Is that it?
Are we done?
Is it over for another year?
Are we properly into the twenties yet?
Gone are the days when I anguished over these things but should I have finished up all outstanding reading by the end of the year, or just let it all dribble over the line and into another year?
In the end I have two books that are certain finishers eventually so they have bridged the decade and will come with me into 2011's reading lists, South Riding by Winifred Holtby and A Place of Greater Safety by Hilary Mantel.
But I do like to choose something gentle as my last read of the year, so I was in a bit of a panic on New Year's Eve when it looked like The Humbling by Philip Roth might be my final completed book of 2010.
Philip Roth is one of the Big Scary Male Authors that Kirsty 'Other Stories' and I are planning to tackle at our leisure through 2011, no pressure...just when we feel like it, but it does mean we will occasionally be foregoing our cherished Virago Modern Classics and our beloved 19th century women in the interests of putting some girl-spin on these big guns and their books... except I've almost fallen at the first hurdle and had to pick myself up and dust off smartish.
So has anyone out there read The Humbling?
If so, and had this been your introduction to Philip Roth's writing, would you ever have picked up another one?
Would you want a wonderful year of reading to end with this book?
Are there some things you just don't want to read about too?
I might have thrown in the Philip Roth towel with immediate effect had I not read the other three in the Nemeses series since Christmas. Though I can see that the explicit content in The Humbling may all have been part of Roth's masterplan for the humiliation of his main character, and doubtless designed to shock and disturb the socks (at minimum) off his reader, I just couldn't take this part of the book seriously. I'm not a prude (I've worked in casualty after all...you'd be amazed) nor am I morally censorious, but I read on with eyes half-closed and therefore couldn't see past what seemed like the embarrasingly voyeuristic and dare I say silly, to get to the literary. It was all enough to put a girl off a nice pot of a tea and slice of marzipan Stollen.

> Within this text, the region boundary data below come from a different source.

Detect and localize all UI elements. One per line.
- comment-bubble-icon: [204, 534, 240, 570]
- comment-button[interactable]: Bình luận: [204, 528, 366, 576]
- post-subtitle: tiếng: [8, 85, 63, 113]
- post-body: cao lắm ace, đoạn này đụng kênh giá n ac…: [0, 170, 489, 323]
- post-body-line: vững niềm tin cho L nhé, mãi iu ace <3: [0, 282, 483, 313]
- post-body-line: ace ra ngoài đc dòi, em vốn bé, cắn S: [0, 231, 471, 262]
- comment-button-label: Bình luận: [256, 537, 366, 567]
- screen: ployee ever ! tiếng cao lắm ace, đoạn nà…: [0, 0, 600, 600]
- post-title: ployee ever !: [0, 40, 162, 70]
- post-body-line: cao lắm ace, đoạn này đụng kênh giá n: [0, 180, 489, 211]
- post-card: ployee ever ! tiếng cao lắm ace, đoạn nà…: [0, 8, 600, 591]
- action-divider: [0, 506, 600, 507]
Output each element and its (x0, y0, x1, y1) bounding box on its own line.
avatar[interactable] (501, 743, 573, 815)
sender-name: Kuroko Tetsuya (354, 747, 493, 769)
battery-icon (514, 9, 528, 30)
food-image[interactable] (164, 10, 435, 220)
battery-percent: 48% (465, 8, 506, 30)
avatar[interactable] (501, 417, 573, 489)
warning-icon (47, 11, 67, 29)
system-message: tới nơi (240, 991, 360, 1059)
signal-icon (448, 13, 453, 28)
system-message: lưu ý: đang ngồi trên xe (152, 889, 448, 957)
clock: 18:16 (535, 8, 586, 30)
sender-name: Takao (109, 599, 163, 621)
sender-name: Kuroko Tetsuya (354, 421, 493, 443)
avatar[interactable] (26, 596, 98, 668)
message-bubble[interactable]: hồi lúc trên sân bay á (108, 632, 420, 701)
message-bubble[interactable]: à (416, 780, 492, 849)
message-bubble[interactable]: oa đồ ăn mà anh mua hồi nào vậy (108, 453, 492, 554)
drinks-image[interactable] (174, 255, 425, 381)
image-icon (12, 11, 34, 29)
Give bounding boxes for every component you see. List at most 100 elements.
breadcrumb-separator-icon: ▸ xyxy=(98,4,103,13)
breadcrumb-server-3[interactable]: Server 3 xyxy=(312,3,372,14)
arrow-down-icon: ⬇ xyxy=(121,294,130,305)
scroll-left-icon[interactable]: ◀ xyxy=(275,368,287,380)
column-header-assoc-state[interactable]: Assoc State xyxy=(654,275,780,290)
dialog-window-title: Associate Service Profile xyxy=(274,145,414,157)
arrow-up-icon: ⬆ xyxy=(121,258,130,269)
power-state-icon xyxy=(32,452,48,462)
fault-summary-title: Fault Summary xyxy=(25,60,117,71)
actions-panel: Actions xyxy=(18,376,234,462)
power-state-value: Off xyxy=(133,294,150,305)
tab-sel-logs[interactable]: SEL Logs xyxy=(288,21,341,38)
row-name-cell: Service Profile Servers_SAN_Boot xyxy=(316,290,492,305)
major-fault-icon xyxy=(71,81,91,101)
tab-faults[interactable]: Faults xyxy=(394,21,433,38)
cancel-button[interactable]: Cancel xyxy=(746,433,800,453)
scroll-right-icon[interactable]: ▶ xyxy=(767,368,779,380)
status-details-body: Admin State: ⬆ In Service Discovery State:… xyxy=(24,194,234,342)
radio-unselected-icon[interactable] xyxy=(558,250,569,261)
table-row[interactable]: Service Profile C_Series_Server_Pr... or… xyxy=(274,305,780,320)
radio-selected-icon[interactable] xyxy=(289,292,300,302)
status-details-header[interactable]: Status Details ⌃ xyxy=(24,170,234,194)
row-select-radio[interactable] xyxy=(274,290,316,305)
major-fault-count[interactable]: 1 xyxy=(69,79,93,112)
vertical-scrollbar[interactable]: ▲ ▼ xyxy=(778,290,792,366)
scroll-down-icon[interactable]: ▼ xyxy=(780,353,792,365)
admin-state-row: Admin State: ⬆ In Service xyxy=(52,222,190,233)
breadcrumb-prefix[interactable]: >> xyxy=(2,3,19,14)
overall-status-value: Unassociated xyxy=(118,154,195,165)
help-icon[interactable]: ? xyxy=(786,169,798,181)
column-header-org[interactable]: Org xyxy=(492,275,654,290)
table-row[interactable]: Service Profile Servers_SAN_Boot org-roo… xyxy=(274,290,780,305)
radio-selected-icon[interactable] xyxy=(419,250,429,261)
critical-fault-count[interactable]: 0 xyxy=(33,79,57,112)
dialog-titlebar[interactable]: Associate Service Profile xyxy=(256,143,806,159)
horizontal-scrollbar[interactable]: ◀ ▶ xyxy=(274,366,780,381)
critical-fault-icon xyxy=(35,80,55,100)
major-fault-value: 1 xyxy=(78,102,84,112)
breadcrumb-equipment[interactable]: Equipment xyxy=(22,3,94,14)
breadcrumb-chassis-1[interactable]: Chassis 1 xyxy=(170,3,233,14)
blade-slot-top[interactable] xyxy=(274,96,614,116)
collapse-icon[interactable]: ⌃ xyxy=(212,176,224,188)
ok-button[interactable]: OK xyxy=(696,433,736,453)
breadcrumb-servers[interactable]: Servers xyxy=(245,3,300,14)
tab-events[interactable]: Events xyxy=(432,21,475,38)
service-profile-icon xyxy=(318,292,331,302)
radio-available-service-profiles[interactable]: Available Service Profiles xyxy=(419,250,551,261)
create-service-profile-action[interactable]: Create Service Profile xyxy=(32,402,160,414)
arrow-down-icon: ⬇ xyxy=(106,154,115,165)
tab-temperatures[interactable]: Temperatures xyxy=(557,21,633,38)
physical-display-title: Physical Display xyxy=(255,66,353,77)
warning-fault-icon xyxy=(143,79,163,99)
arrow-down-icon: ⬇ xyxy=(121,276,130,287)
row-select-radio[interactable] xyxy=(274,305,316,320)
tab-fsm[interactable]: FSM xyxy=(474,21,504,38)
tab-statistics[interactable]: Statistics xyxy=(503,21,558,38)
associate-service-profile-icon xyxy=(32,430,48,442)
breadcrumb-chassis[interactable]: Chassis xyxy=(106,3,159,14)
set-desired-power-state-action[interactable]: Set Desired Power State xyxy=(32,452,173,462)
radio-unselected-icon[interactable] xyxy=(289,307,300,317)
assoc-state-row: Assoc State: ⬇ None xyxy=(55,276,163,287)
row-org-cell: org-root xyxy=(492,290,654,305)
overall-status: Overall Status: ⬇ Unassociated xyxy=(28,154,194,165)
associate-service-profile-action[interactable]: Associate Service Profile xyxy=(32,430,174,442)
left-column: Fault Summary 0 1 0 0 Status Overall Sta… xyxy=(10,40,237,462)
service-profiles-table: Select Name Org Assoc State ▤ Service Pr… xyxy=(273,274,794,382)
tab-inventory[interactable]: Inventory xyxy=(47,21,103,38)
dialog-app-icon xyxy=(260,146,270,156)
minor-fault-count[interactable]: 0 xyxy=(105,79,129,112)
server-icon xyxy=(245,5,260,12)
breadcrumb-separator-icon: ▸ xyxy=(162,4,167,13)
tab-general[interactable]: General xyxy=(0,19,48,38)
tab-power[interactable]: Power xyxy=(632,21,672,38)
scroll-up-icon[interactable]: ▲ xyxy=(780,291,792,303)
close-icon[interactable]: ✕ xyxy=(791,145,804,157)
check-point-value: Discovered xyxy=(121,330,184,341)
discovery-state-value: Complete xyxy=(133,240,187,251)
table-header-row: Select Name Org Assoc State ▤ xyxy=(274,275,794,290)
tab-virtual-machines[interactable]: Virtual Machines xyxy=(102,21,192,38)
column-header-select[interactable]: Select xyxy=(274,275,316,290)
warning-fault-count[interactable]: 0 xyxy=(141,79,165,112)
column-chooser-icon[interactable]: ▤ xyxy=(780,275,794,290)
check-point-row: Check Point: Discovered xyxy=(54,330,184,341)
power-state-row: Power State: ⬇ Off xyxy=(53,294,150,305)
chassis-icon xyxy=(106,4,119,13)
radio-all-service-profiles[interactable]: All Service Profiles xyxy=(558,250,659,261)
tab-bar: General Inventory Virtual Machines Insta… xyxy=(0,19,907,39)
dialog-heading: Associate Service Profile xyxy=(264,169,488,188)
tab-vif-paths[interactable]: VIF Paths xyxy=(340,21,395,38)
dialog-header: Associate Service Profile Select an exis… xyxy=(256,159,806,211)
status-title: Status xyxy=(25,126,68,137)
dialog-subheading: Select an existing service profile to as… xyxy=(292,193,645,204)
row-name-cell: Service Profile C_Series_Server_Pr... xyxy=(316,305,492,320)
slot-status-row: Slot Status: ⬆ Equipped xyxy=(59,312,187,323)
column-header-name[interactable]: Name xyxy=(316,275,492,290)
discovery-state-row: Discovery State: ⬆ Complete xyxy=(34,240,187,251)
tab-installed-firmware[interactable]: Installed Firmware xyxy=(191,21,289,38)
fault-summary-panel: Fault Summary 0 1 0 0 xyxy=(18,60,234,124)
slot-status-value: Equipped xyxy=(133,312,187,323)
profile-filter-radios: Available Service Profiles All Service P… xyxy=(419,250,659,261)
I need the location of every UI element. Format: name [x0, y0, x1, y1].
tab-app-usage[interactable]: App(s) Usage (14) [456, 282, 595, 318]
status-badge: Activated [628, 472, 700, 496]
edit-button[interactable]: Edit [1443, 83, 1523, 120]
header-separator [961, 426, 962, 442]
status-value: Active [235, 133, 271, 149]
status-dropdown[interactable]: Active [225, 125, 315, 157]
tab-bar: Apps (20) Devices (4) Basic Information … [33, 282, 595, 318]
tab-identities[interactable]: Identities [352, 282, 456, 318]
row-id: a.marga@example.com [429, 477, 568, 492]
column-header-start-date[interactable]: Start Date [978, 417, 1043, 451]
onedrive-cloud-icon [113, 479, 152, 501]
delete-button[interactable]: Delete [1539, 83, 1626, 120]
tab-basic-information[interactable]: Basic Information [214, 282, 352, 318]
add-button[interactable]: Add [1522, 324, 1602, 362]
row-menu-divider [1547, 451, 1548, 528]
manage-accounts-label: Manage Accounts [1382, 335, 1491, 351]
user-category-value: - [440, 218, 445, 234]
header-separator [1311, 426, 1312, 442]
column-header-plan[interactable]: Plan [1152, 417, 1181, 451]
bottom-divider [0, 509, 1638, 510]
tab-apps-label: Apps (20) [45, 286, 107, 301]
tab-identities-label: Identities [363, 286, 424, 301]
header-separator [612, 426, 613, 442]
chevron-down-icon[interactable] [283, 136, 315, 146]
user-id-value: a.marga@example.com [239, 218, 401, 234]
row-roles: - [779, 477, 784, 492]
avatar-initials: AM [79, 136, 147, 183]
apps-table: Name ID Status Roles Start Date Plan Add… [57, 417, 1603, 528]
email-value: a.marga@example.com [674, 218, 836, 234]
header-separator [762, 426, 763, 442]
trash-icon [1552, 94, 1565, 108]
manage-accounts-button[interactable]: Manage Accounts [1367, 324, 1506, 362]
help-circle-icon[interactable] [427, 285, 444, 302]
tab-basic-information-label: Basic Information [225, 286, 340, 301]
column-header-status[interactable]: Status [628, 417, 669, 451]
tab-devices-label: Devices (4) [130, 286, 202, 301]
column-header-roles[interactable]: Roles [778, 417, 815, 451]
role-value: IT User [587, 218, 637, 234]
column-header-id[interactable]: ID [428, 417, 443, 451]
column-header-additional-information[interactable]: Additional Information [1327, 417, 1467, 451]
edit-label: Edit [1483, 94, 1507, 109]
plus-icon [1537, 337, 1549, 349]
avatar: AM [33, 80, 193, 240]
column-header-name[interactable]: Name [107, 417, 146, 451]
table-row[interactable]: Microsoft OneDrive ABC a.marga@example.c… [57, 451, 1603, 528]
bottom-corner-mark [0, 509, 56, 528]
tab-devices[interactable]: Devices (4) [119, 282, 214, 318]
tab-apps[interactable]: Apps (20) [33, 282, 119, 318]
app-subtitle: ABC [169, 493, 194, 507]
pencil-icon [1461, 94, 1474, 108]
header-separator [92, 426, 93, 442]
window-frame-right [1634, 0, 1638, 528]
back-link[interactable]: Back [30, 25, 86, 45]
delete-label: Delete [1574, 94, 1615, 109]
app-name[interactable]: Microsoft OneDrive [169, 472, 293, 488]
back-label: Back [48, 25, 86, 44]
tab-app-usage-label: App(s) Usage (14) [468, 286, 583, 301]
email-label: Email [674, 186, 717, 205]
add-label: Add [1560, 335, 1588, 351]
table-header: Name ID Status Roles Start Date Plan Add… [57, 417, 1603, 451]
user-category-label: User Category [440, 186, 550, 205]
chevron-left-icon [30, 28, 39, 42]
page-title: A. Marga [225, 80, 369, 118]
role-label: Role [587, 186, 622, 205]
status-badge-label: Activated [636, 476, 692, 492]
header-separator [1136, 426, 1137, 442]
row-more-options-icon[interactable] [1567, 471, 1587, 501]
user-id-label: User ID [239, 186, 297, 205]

Everyman, Indignation and Nemesis, secured Philip Roth's redemption because I really enjoyed each one, so all is not lost and more about those soon but I can see that I may just have to pick and choose my way through his writing. On this basis I wonder if the Roth experts out there can advise which others I could happily avoid? I've already ordered The Ghost Writer, American Pastoral & The Plot Against America... will I cope? And I wonder too whether I might eventually see The Humbling's place within the greater Roth oeuvre when I have read some more, I'll let you know.
So on the evening of New Year's Eve I also set aside A Place of Greater Safety. I'm almost halfway (400 pages in) and it's completely superb, the French Revolution a la Wolf Hall, but I was entering the early stages of head rolling with Hilary and I just knew she'd do it with some gusto. Our 'ilary's good on gore and the heads are taking their leave but without the help of a guillotine just yet, so it's all needing a bit of elbow grease through sinewy necks and arteries and other bits in the way, and thinking I didn't want to sully New Year's Eve with decapitations either I picked up Cousin Phillis by Elizabeth Gaskell instead.
'...I never thought of resisting, but went on my errand, though I remember feeling as I would rather have had my head cut off...'
and wondered briefly whether this might be a case of out of the tumbril and into the pony and trap, but of course it was fine, just Mrs G having her little joke. Cousin Phillis proved to be a perfect end to a perfect year of reading and more about it soon but might this be a first?
Mrs Gaskell and Philip Roth sharing a blog post?